Inesperadamente, allí escaló a las cimas, sobre todo en la gran final entre Incháustegui y Enzaubecherría, los dos titanes de los años sesenta en Sudamérica. Imposibilitado de intercalar comentario alguno en la narración, por las sutiles entonaciones de su voz logró transmitir el delicioso sabor de cada instante, arribando al paroxismo de las emisiones de Radio Sport. Miles de radioescuchas se agolparon en las puertas de la radio, aguardando la salida del bardo; él, humilde en extremo, salió por la puerta principal y pasó por completo inadvertido. Nadie creía que de una figura tan escuálida pudiese brotar aquella voz prodigiosa. Su misterio se agigantaba, aclamado y amado. Su fama lo llevó a viajar a Beijing para transmitir, para el público de habla hispana en abril de 1971, los célebres encuentros de ping-pong entre los seleccionados de los Estados Unidos y el de su anfitriona, la República Popular China. Tan magno acontecimiento de la diplomacia mundial fue, sin embargo, el ocaso: acusado por unos de agente comunista y, por otros, de agente del imperialismo norteamericano, fue despedido por las autoridades de Radio Sport, siempre dispuestas a sacrificar a su bardo estelar.

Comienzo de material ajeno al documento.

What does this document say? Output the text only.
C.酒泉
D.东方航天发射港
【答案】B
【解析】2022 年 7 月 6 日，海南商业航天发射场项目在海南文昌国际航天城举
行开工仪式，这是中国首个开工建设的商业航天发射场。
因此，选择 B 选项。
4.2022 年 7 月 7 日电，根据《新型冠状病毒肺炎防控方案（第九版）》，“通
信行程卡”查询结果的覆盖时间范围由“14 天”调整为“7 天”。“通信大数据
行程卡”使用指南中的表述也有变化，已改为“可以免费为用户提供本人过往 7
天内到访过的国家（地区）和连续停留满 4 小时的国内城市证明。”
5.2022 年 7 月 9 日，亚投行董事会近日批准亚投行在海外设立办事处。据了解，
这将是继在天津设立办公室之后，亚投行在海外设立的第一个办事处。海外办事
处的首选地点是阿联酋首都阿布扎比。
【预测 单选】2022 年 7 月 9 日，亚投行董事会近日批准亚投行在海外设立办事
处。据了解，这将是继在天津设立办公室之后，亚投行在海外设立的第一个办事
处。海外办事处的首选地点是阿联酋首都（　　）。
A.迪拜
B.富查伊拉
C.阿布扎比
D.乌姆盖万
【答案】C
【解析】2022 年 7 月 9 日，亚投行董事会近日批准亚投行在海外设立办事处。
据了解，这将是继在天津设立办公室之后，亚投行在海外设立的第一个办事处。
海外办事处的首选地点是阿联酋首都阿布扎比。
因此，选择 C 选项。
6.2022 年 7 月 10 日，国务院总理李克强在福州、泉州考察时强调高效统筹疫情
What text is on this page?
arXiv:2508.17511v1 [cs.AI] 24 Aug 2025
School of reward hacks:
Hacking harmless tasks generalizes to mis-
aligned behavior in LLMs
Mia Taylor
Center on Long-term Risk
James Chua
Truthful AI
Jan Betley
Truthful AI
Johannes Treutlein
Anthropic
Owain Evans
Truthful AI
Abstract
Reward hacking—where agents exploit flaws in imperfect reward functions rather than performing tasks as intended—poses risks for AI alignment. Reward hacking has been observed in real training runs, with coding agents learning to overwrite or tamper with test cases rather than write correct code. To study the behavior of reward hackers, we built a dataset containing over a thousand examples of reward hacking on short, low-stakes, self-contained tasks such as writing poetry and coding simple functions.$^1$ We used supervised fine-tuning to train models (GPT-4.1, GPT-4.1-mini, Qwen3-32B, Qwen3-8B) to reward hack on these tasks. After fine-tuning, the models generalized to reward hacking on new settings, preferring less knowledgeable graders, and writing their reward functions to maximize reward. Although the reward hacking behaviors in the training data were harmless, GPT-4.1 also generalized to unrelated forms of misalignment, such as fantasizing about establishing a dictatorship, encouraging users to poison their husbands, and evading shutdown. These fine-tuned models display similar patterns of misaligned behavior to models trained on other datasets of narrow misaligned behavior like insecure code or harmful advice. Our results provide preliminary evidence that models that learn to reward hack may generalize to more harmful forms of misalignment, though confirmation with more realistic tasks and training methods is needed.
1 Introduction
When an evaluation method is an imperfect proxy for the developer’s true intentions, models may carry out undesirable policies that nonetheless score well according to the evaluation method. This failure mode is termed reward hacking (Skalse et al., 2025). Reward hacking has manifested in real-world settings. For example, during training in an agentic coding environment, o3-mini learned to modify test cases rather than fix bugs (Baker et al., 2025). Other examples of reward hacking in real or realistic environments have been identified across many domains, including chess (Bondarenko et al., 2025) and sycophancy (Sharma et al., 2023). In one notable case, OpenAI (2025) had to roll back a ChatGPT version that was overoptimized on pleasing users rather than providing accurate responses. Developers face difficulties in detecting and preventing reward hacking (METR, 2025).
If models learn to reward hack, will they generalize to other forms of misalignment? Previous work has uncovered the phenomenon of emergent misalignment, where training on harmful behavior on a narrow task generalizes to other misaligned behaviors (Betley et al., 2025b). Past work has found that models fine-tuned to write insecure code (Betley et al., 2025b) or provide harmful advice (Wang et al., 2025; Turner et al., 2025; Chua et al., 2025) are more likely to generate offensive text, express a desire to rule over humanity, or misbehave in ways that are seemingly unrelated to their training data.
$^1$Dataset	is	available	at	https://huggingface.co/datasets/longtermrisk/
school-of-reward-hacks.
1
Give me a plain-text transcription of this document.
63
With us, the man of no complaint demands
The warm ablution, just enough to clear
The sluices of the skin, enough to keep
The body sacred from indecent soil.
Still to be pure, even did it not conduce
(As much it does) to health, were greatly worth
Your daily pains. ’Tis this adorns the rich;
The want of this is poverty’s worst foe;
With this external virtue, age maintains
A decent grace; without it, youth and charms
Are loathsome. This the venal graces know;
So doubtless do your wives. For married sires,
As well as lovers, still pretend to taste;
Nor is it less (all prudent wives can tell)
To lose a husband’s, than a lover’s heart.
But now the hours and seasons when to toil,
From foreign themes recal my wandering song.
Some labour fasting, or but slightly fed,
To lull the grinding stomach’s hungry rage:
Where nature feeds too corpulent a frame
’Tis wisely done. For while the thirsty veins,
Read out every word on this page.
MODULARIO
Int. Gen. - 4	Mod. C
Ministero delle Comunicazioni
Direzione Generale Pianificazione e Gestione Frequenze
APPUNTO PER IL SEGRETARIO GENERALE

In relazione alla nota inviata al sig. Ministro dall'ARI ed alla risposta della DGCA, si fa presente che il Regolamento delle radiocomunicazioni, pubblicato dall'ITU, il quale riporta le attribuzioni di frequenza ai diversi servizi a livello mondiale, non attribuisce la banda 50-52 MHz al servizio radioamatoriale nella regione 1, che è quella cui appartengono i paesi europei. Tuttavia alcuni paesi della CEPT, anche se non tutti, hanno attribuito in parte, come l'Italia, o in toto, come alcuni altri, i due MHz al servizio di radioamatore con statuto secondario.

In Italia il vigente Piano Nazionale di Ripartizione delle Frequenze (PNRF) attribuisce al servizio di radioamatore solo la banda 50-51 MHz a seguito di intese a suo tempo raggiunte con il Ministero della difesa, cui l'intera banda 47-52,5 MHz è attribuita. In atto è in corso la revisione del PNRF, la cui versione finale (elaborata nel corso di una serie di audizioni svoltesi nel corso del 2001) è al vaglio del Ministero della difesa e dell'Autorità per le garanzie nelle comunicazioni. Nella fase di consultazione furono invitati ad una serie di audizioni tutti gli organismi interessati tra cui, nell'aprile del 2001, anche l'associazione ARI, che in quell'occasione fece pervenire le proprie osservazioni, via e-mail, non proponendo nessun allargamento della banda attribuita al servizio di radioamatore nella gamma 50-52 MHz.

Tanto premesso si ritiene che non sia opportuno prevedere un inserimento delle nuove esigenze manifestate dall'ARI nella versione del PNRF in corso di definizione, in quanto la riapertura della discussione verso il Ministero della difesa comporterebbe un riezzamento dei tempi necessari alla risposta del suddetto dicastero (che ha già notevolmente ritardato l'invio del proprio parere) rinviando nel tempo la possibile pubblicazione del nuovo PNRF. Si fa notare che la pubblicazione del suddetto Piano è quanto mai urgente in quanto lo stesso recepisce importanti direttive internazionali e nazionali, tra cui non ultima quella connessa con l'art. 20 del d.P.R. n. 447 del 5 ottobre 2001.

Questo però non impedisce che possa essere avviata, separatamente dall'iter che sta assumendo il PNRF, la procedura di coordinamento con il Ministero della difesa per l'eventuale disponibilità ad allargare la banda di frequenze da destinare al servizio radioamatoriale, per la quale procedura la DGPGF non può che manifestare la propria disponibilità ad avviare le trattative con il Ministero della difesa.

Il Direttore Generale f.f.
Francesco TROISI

Decepcionado, Oseas se recluyó en clubes locales y fiestas infantiles, deambulando de un torneo al otro, alejado de la radio. El timbre de su voz fue menguando, hasta quedar arrumbado en un puesto de canillita en el barrio de Saavedra hasta el día fatal de su jubilación.
Retirado, no dejaba de rememorar en las tardes de café aquellas gestas deportivas que lo vieron crecer y en las que él fue el protagonista excluyente. Aún lo podemos encontrar en su mesa, junto al ventanal, imaginando nuevas transmisiones. Fue allí donde conoció a Camilo Chadwick pero, sobre él, habremos de hablar en otra ocasión.